Bayan Shelby ziyaretine gitti ve Eliza da verandada oturuyordu, uzaklaşan arabanın arkasından üzgünce bakıyordu, o sırada bir el omuzuna dokundu. Döndü ve parlak bir gülüş, güzel gözlerini aydınlattı.

“George, sen misin? Beni korkuttun! Eh, geldiğine çok sevindim! Hanımım öğleden sonrayı dışarıda geçirmek için gitti; o hâlde küçük odama gel de birlikte zaman geçirelim.”

Böyle deyip onu hanımını duyabilecek şekilde genelde dikiş için oturduğu verandaya açılan temiz, küçük bir daireye aldı.

“Ne kadar mutluyum! Neden gülmüyorsun? Harry’ye de bak nasıl büyüyor.” Oğlan annesinin elbisesinin eteklerine tutunarak bukleleri arasından babasına utangaçca bakıyordu. “Ne kadar güzel değil mi?” dedi Eliza, uzun buklelerini tutarak ve onu öperek.

“Keşke hiç doğmasaydı!” dedi George acı içinde. “Ben de keşke hiç doğmasaydım!”

Şaşırıp korkan Eliza oturdu, başını kocasının omuzlarına koydu ve gözyaşlarına boğuldu.

“Eliza, seni zavallı hissettirmek beni çok kötü yapar!” dedi şefkatle. “Çok kötü. Ah, keşke beni hiç görmeseydin, o zaman mutlu olabilirdin!”

“George! George! Nasıl böyle konuşursun? Ne kadar korkunç bir şey oldu ki ya da olacak ki? Son zamanlara kadar eminim ki çok mutluyduk.”

“Öyleydik canım.” dedi George. Sonra da çocuğu dizlerine çekerek muhteşem koyu gözlerine dikkatle baktı ve ellerini uzun buklelerinden geçirdi.

“Aynı sen, Eliza; sen gördüğüm en güzel kadınsın ve görmek istediğim ama ah, keşke seni hiç görmeseydim, sen de beni!”

“Ah, George, nasıl böyle konuşursun!”

“Evet, Eliza, hep dert, dert, dert! Yaşamım pelin otu gibi acı; hayatım içimde tükeniyor. Ben zavallı, perişan ve ümitsiz bir köleyim; seni yalnızca kendimle aşağılara sürükleyebilirim, hepsi bu. Bir şey yapmaya, bir şeyi bilmeye, bir şey olmaya çalışmamızın amacı ne? Yaşamanın amacı ne? Keşke ölmüş olsaydım!”

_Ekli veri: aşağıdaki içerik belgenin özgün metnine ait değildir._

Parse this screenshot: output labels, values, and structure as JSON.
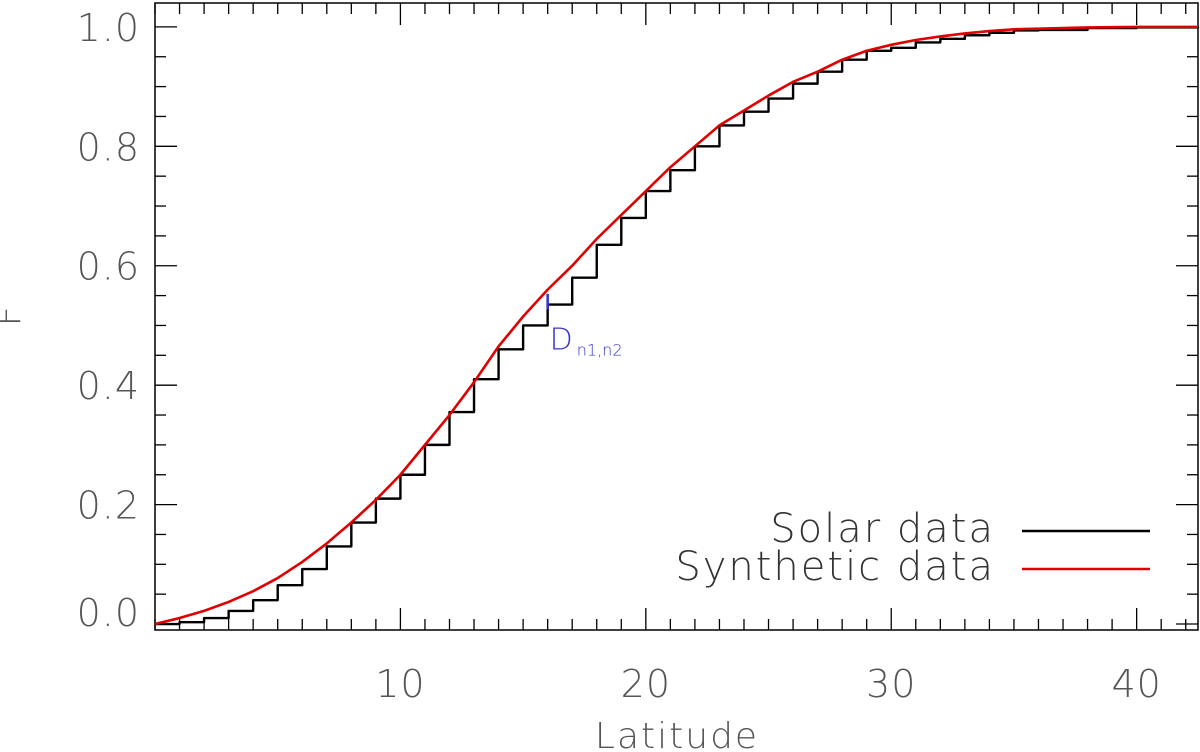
{
  "chart_data": {
    "type": "line",
    "title": "",
    "xlabel": "Latitude",
    "ylabel": "F",
    "xlim": [
      0,
      42.5
    ],
    "ylim": [
      -0.01,
      1.04
    ],
    "x_ticks": [
      10,
      20,
      30,
      40
    ],
    "y_ticks": [
      0.0,
      0.2,
      0.4,
      0.6,
      0.8,
      1.0
    ],
    "x_tick_labels": [
      "10",
      "20",
      "30",
      "40"
    ],
    "y_tick_labels": [
      "0.0",
      "0.2",
      "0.4",
      "0.6",
      "0.8",
      "1.0"
    ],
    "x_minor_step": 1,
    "y_minor_step": 0.05,
    "grid": false,
    "legend_position": "bottom-right",
    "series": [
      {
        "name": "Solar data",
        "style": "step",
        "color": "#000000",
        "x": [
          0,
          1,
          2,
          3,
          4,
          5,
          6,
          7,
          8,
          9,
          10,
          11,
          12,
          13,
          14,
          15,
          16,
          17,
          18,
          19,
          20,
          21,
          22,
          23,
          24,
          25,
          26,
          27,
          28,
          29,
          30,
          31,
          32,
          33,
          34,
          35,
          36,
          38,
          40,
          42.5
        ],
        "y": [
          0.0,
          0.003,
          0.01,
          0.022,
          0.04,
          0.065,
          0.092,
          0.13,
          0.17,
          0.21,
          0.25,
          0.3,
          0.355,
          0.41,
          0.46,
          0.5,
          0.535,
          0.58,
          0.635,
          0.68,
          0.725,
          0.76,
          0.8,
          0.835,
          0.858,
          0.88,
          0.905,
          0.925,
          0.945,
          0.96,
          0.965,
          0.974,
          0.98,
          0.986,
          0.99,
          0.994,
          0.995,
          0.998,
          0.999,
          1.0
        ]
      },
      {
        "name": "Synthetic data",
        "style": "line",
        "color": "#e00000",
        "x": [
          0,
          1,
          2,
          3,
          4,
          5,
          6,
          7,
          8,
          9,
          10,
          11,
          12,
          13,
          14,
          15,
          16,
          17,
          18,
          19,
          20,
          21,
          22,
          23,
          24,
          25,
          26,
          27,
          28,
          29,
          30,
          31,
          32,
          33,
          34,
          35,
          36,
          38,
          40,
          42.5
        ],
        "y": [
          0.0,
          0.01,
          0.022,
          0.037,
          0.055,
          0.077,
          0.104,
          0.135,
          0.17,
          0.208,
          0.25,
          0.3,
          0.35,
          0.405,
          0.465,
          0.515,
          0.56,
          0.6,
          0.645,
          0.685,
          0.725,
          0.765,
          0.8,
          0.835,
          0.86,
          0.885,
          0.908,
          0.925,
          0.945,
          0.96,
          0.97,
          0.978,
          0.984,
          0.989,
          0.993,
          0.996,
          0.997,
          0.999,
          1.0,
          1.0
        ]
      }
    ],
    "annotation": {
      "text_main": "D",
      "text_sub": "n1,n2",
      "color": "#3333cc",
      "x": 16,
      "y_from": 0.527,
      "y_to": 0.553
    }
  }
}
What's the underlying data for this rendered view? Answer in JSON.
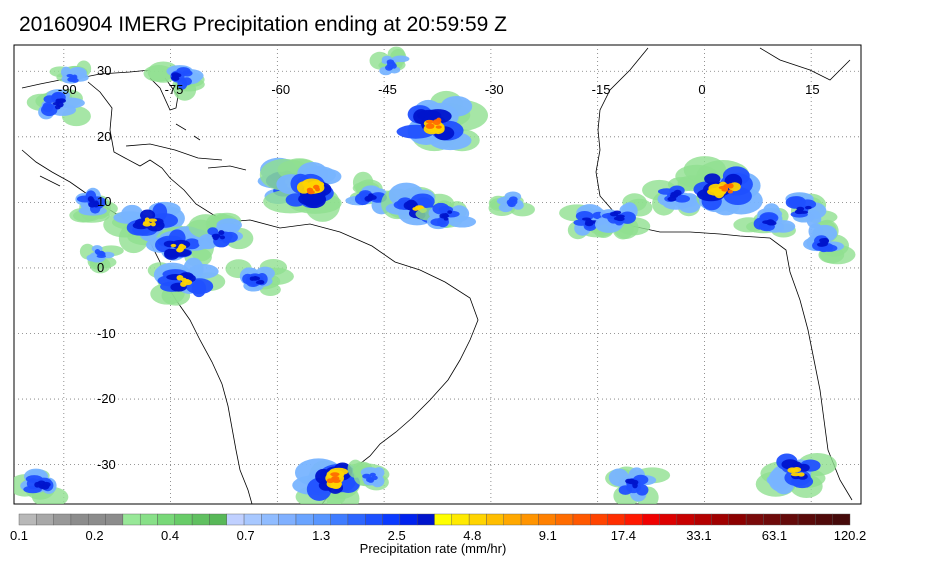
{
  "title": "20160904 IMERG Precipitation ending at 20:59:59 Z",
  "map": {
    "lon_range": [
      -97,
      22
    ],
    "lat_range": [
      -36,
      34
    ],
    "lon_ticks": [
      -90,
      -75,
      -60,
      -45,
      -30,
      -15,
      0,
      15
    ],
    "lat_ticks": [
      30,
      20,
      10,
      0,
      -10,
      -20,
      -30
    ],
    "lon_tick_labels": [
      "-90",
      "-75",
      "-60",
      "-45",
      "-30",
      "-15",
      "0",
      "15"
    ],
    "lat_tick_labels": [
      "30",
      "20",
      "10",
      "0",
      "-10",
      "-20",
      "-30"
    ],
    "gridlines": true,
    "land_color": "#ffffff",
    "coast_color": "#000000",
    "precip_regions": [
      {
        "lon": -58,
        "lat": 13,
        "intensity": 4
      },
      {
        "lon": -55,
        "lat": 12,
        "intensity": 5
      },
      {
        "lon": -47,
        "lat": 11,
        "intensity": 3
      },
      {
        "lon": -40,
        "lat": 9,
        "intensity": 4
      },
      {
        "lon": -36,
        "lat": 8,
        "intensity": 3
      },
      {
        "lon": -38,
        "lat": 22,
        "intensity": 5
      },
      {
        "lon": -44,
        "lat": 31,
        "intensity": 2
      },
      {
        "lon": -74,
        "lat": 29,
        "intensity": 3
      },
      {
        "lon": -86,
        "lat": 10,
        "intensity": 3
      },
      {
        "lon": -78,
        "lat": 7,
        "intensity": 4
      },
      {
        "lon": -74,
        "lat": 3,
        "intensity": 4
      },
      {
        "lon": -68,
        "lat": 5,
        "intensity": 3
      },
      {
        "lon": -73,
        "lat": -2,
        "intensity": 4
      },
      {
        "lon": -63,
        "lat": -2,
        "intensity": 3
      },
      {
        "lon": -91,
        "lat": 25,
        "intensity": 3
      },
      {
        "lon": -89,
        "lat": 29,
        "intensity": 2
      },
      {
        "lon": -16,
        "lat": 7,
        "intensity": 3
      },
      {
        "lon": -12,
        "lat": 8,
        "intensity": 3
      },
      {
        "lon": -4,
        "lat": 11,
        "intensity": 3
      },
      {
        "lon": 3,
        "lat": 12,
        "intensity": 5
      },
      {
        "lon": 9,
        "lat": 7,
        "intensity": 3
      },
      {
        "lon": 14,
        "lat": 9,
        "intensity": 3
      },
      {
        "lon": 17,
        "lat": 4,
        "intensity": 3
      },
      {
        "lon": -52,
        "lat": -32,
        "intensity": 5
      },
      {
        "lon": -47,
        "lat": -32,
        "intensity": 2
      },
      {
        "lon": -10,
        "lat": -33,
        "intensity": 3
      },
      {
        "lon": 13,
        "lat": -31,
        "intensity": 4
      },
      {
        "lon": -93,
        "lat": -33,
        "intensity": 3
      },
      {
        "lon": -85,
        "lat": 2,
        "intensity": 2
      },
      {
        "lon": -27,
        "lat": 10,
        "intensity": 2
      }
    ]
  },
  "colorbar": {
    "colors": [
      "#b8b8b8",
      "#a8a8a8",
      "#989898",
      "#8c8c8c",
      "#8c8c8c",
      "#8c8c8c",
      "#98e898",
      "#88e088",
      "#78d878",
      "#68cc68",
      "#60c060",
      "#58b858",
      "#c0d0ff",
      "#a8c8ff",
      "#90bcff",
      "#80b0ff",
      "#6aa4ff",
      "#5896ff",
      "#3f7cff",
      "#2d66ff",
      "#1c50ff",
      "#0a3aff",
      "#0022ee",
      "#0014cc",
      "#ffff00",
      "#ffea00",
      "#ffd400",
      "#ffbe00",
      "#ffa800",
      "#ff9400",
      "#ff8000",
      "#ff6c00",
      "#ff5800",
      "#ff4400",
      "#ff2e00",
      "#ff1800",
      "#f00000",
      "#dd0000",
      "#c80000",
      "#b40000",
      "#a00000",
      "#8c0000",
      "#7a0a0a",
      "#6e0a0a",
      "#640a0a",
      "#5a0a0a",
      "#500a0a",
      "#460a0a"
    ],
    "tick_labels": [
      "0.1",
      "0.2",
      "0.4",
      "0.7",
      "1.3",
      "2.5",
      "4.8",
      "9.1",
      "17.4",
      "33.1",
      "63.1",
      "120.2"
    ],
    "label": "Precipitation rate (mm/hr)"
  }
}
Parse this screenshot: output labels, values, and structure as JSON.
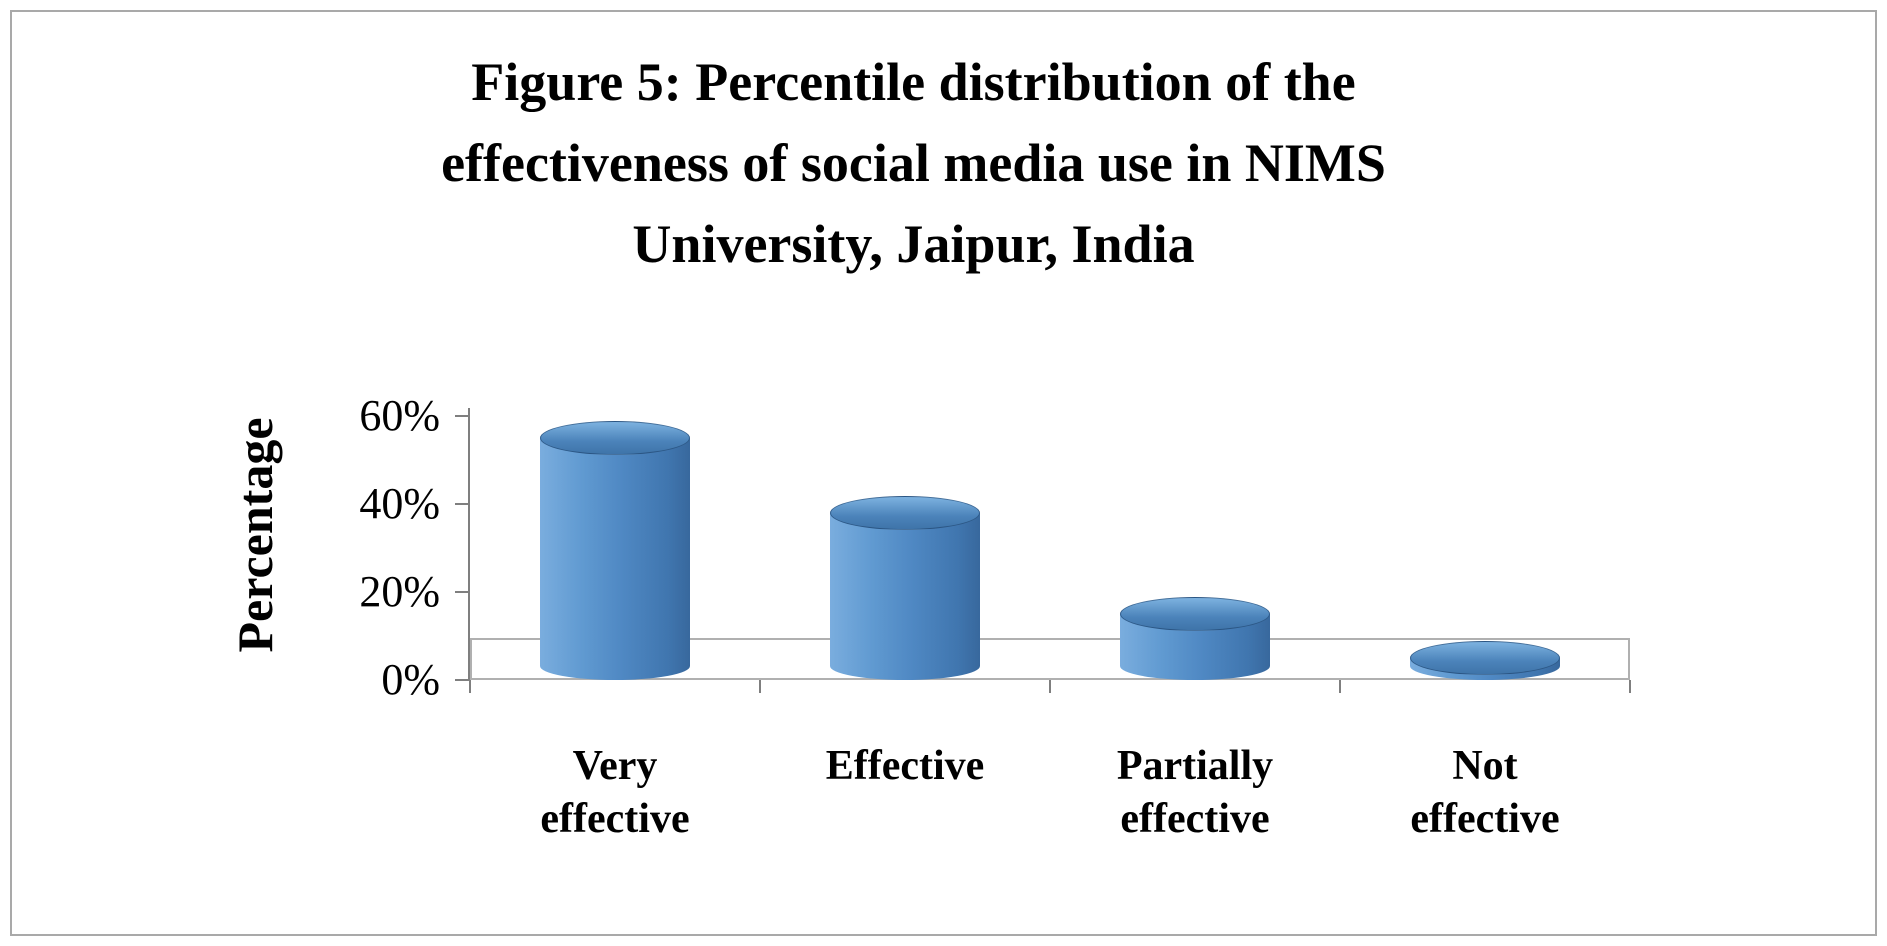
{
  "title": {
    "lines": [
      "Figure 5: Percentile distribution of the",
      "effectiveness of social media use in NIMS",
      "University, Jaipur, India"
    ]
  },
  "chart_data": {
    "type": "bar",
    "subtype": "3d-cylinder",
    "title": "Figure 5: Percentile distribution of the effectiveness of social media use in NIMS University, Jaipur, India",
    "categories": [
      "Very\neffective",
      "Effective",
      "Partially\neffective",
      "Not\neffective"
    ],
    "values": [
      55,
      38,
      15,
      5
    ],
    "xlabel": "",
    "ylabel": "Percentage",
    "ylim": [
      0,
      60
    ],
    "yticks": [
      0,
      20,
      40,
      60
    ],
    "ytick_labels": [
      "0%",
      "20%",
      "40%",
      "60%"
    ],
    "grid": false,
    "legend": false,
    "bar_color": "#4f88c3",
    "bar_color_light": "#7aadde",
    "bar_color_dark": "#38689d",
    "axis_color": "#7f7f7f",
    "frame_border_color": "#a9a9a9",
    "floor_band": {
      "top_value": 9.5,
      "fill": "#ffffff",
      "border": "#b0b0b0"
    }
  }
}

“Ah, şimdi, sevgili George, bu gerçekten çok kötü! Fabrikadaki işini kaybettiğin için ne hissettiğini biliyorum ve sert bir efendin var ama dua edip sabırlı ol ve belki bir şeyler…”

Onun sözünü keserek “Sabırlı!” dedi. “Sabırlı olmadım mı ben? Bana herkesin nazik davrandığı yerden olası hiçbir neden olmadan gelip beni almasına bir kelime ettim mi? Kazancımın her sentini gerçekten ona veriyordum ve herkes de iyi çalıştığımı söylüyordu.”

“Eh, bu çok korkunç.” dedi Eliza. “Ama her şeyden önce o senin efendin, biliyorsun.”

“Efendim! Kim onu benim efendim yaptı? Ben böyle düşünüyorum. Benim üzerimde ne hakkı var? Ben de onun kadar insanım. Ondan daha iyi insanım. İş hakkında ondan daha çok şey biliyorum; ondan daha iyi bir yöneticiyim; ondan daha iyi okuyabiliyorum; yazım daha iyi -hepsini kendim öğrendim ve ona teşekkür borcum yok- ona rağmen öğrendim, şimdi nasıl oluyor da beni yük beygiri yapıyor? Yapabildiğim şeyleri ve ondan iyi yapabildiğim şeyleri benden almak ve beni atın yapabildiği işlere vermek? Yapmayı deniyor; beni aşağılara getirip burnumu sürteceğini söylüyor ve bilerek beni en zor, en kötü ve en pis işlere koyuyor!”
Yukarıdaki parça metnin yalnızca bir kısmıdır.